I have thousands of recipes that I've gathered, tweaked, changed and made up myself since discovering Atkins in 2002. This one is from Dana Carpender's low carb book and is Sugar free chocolate mousse but in her notes under the recipe she suggests it can be made in a vanilla version by using sugar free vanilla pudding, vanilla extract and omitting the coffee crystals.
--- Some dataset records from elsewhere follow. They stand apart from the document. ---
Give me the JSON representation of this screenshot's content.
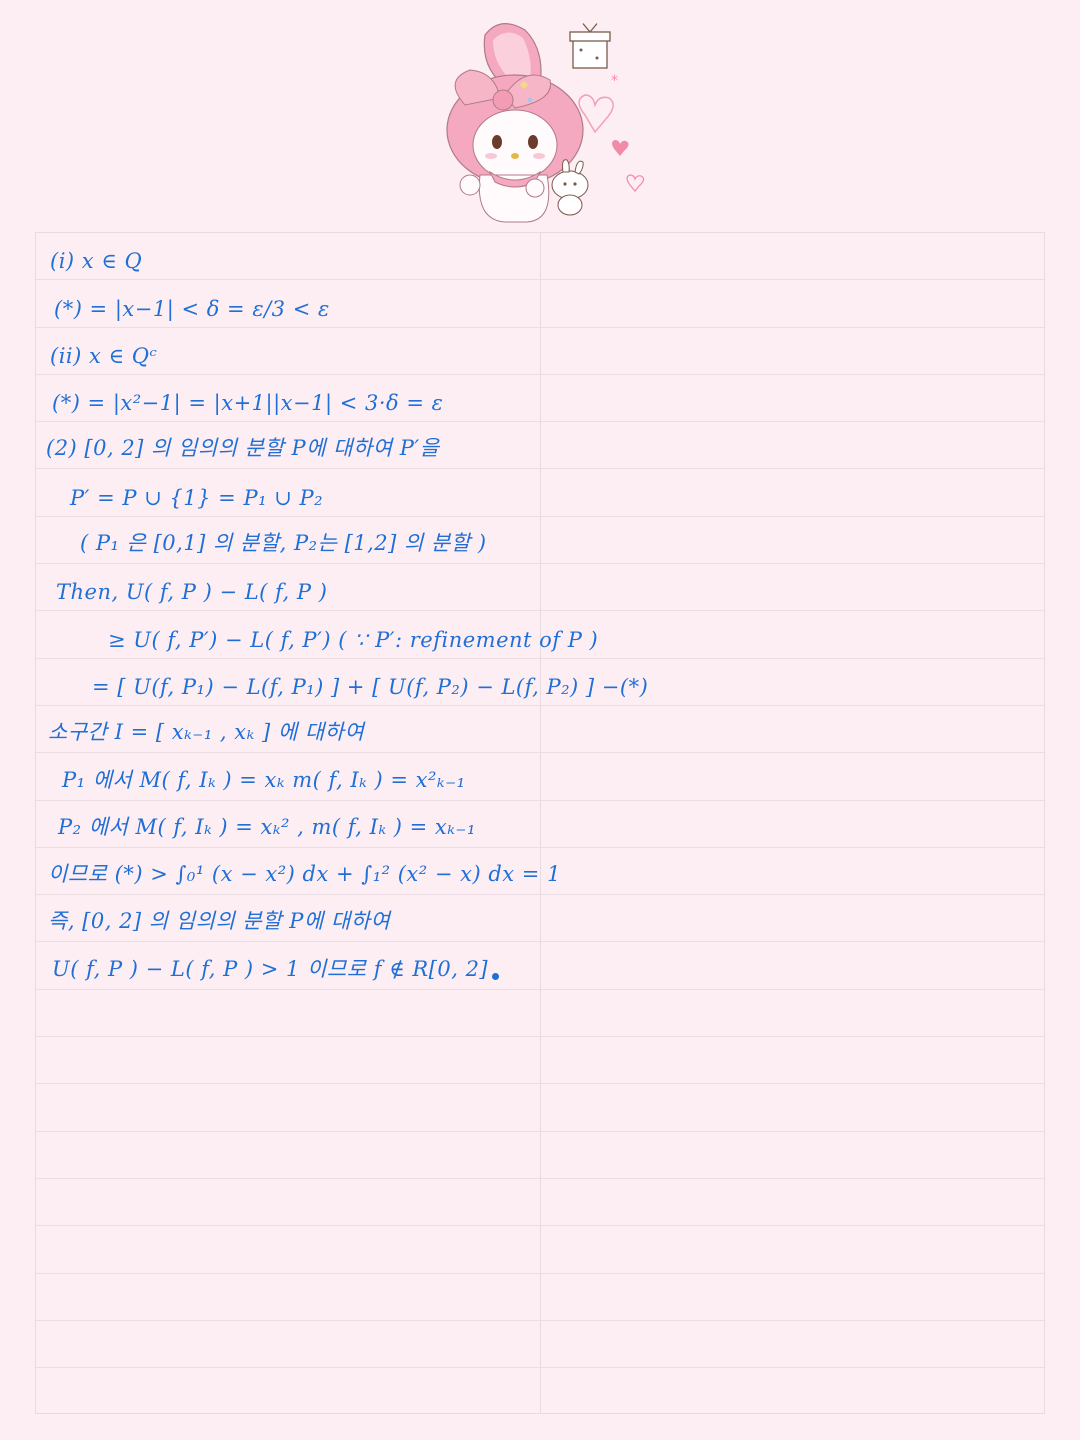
{
  "notes": {
    "lines": [
      "(i)  x ∈ Q",
      "(*) = |x−1| < δ = ε/3 < ε",
      "(ii)  x ∈ Qᶜ",
      "(*) = |x²−1| = |x+1||x−1| < 3·δ = ε",
      "(2)  [0, 2] 의 임의의 분할 P에 대하여  P′을",
      "P′ = P ∪ {1} = P₁ ∪ P₂",
      "( P₁ 은 [0,1] 의 분할,  P₂는 [1,2] 의 분할 )",
      "Then,   U( f, P ) − L( f, P )",
      "≥ U( f, P′) − L( f, P′)  ( ∵ P′: refinement of P )",
      "= [ U(f, P₁) − L(f, P₁) ] + [ U(f, P₂) − L(f, P₂) ]  −(*)",
      "소구간  I = [ xₖ₋₁ , xₖ ] 에 대하여",
      "P₁ 에서   M( f, Iₖ ) = xₖ     m( f, Iₖ ) = x²ₖ₋₁",
      "P₂ 에서   M( f, Iₖ ) = xₖ² ,  m( f, Iₖ ) = xₖ₋₁",
      "이므로  (*) > ∫₀¹ (x − x²) dx + ∫₁² (x² − x) dx = 1",
      "즉,  [0, 2] 의 임의의 분할  P에 대하여",
      "U( f, P ) − L( f, P ) > 1  이므로   f ∉ R[0, 2]"
    ]
  },
  "sticker": {
    "icon": "pink-bunny-character-with-hearts-and-gift-icon"
  }
}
Low Carb Sugar Free Mousse

1 pkg. (4 serving) chocolate sugar-free instant pudding mix
1 - 10 oz. pkg. soft tofu
1 heaping T unsweetened cocoa powder
1/2 t instant coffee crystals
1 1/4 c heavy whipping cream, chilled

With an electric mixer, mix the pudding mix, tofu, cocoa and coffee until smooth. In a separate bowl beat the cream until almost stiff. Blend both on low just until blended but not longer as of course, whipped cream turns to butter! This will make about 6 servings and each serving will be 7 usable carbs.